Our home library was eclectic. My father read mostly non-fiction books on history, exploration, adventure and travel, while my mother favoured the novels of writers like Iris Murdoch, Daphne du Maurier, Lawrence Durrell, E.M.Forster and Evelyn Waugh, with a special weakness for the mysteries of Agatha Christie. But reading was a pastime that we indulged in as a family, with many lazy summer afternoons in Karachi or Nathia Gali spent reading side by side, sharing a passage or sentence from our reading which we thought might be interesting or funny. My mother even passed this love of reading to her granddaughter Shan whom she would regularly “frog-march” to the library during summer holidays in London! So I know it would have pleased her enormously to have a writing prize founded in her name.
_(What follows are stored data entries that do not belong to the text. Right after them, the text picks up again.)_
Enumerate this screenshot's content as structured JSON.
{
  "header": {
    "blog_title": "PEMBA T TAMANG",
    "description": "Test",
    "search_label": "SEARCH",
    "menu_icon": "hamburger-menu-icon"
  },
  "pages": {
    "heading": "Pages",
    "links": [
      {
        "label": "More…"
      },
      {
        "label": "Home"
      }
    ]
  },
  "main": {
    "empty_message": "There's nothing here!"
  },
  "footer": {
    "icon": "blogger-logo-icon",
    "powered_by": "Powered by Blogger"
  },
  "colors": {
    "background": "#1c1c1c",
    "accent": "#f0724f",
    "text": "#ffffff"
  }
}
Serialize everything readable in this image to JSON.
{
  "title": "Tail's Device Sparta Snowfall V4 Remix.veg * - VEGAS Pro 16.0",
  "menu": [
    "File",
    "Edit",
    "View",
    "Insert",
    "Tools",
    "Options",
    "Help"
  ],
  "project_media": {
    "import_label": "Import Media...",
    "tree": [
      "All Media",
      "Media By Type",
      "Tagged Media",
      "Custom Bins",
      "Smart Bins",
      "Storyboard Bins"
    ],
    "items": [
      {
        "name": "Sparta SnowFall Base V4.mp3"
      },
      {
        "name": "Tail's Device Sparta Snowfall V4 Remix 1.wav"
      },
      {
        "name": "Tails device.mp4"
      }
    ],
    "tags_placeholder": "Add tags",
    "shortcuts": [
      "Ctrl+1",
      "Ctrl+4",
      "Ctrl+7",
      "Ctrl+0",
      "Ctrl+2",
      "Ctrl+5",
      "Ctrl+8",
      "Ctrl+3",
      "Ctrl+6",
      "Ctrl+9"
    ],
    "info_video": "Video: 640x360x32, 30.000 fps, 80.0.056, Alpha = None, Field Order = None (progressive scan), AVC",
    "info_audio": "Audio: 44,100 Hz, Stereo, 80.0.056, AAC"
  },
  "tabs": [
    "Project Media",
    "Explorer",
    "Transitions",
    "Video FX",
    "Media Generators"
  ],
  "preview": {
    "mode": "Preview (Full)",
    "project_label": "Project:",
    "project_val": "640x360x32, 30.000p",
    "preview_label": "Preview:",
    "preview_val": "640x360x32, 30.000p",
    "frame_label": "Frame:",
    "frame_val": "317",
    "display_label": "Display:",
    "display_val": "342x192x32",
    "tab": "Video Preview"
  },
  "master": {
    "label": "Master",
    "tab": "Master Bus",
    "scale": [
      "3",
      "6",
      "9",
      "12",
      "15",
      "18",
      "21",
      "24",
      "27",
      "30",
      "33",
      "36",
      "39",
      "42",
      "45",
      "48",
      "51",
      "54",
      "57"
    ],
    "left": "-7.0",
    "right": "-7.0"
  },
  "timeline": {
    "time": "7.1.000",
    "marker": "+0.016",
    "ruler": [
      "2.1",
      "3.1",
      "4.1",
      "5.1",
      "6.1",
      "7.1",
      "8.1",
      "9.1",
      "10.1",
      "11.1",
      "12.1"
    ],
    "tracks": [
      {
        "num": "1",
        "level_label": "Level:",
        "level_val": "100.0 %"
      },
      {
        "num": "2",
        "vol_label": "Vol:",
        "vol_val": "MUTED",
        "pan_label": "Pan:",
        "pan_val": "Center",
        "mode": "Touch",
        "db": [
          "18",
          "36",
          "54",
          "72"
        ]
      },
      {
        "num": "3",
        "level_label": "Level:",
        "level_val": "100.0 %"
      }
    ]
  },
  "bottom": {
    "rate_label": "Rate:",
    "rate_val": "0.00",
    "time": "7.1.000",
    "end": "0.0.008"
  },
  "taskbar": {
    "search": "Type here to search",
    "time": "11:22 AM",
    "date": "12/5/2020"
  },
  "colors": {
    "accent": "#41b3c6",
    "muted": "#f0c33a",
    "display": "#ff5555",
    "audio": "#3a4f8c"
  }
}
As I remember my mother on this anniversary of her birth, I am forever indebted to her for all that she has given me in life. Love and security, a passion for intellectual pursuits such as reading and bridge, a fierce sense of social justice and gender equality, and above all the self-confidence to act on my ideas and beliefs, even if it means defying tradition or convention. The greatest lesson I have learned from her however, is what it means to be a good mother. Devotion, selflessness and sacrifice were qualities she demonstrated everyday in what she considered her primary role in life. But along with these was her astonishing ability to let her children make their own choices and mistakes without her interference or disapproval. So perhaps she was extraordinary after all - an extraordinary Pakistani mother for her time.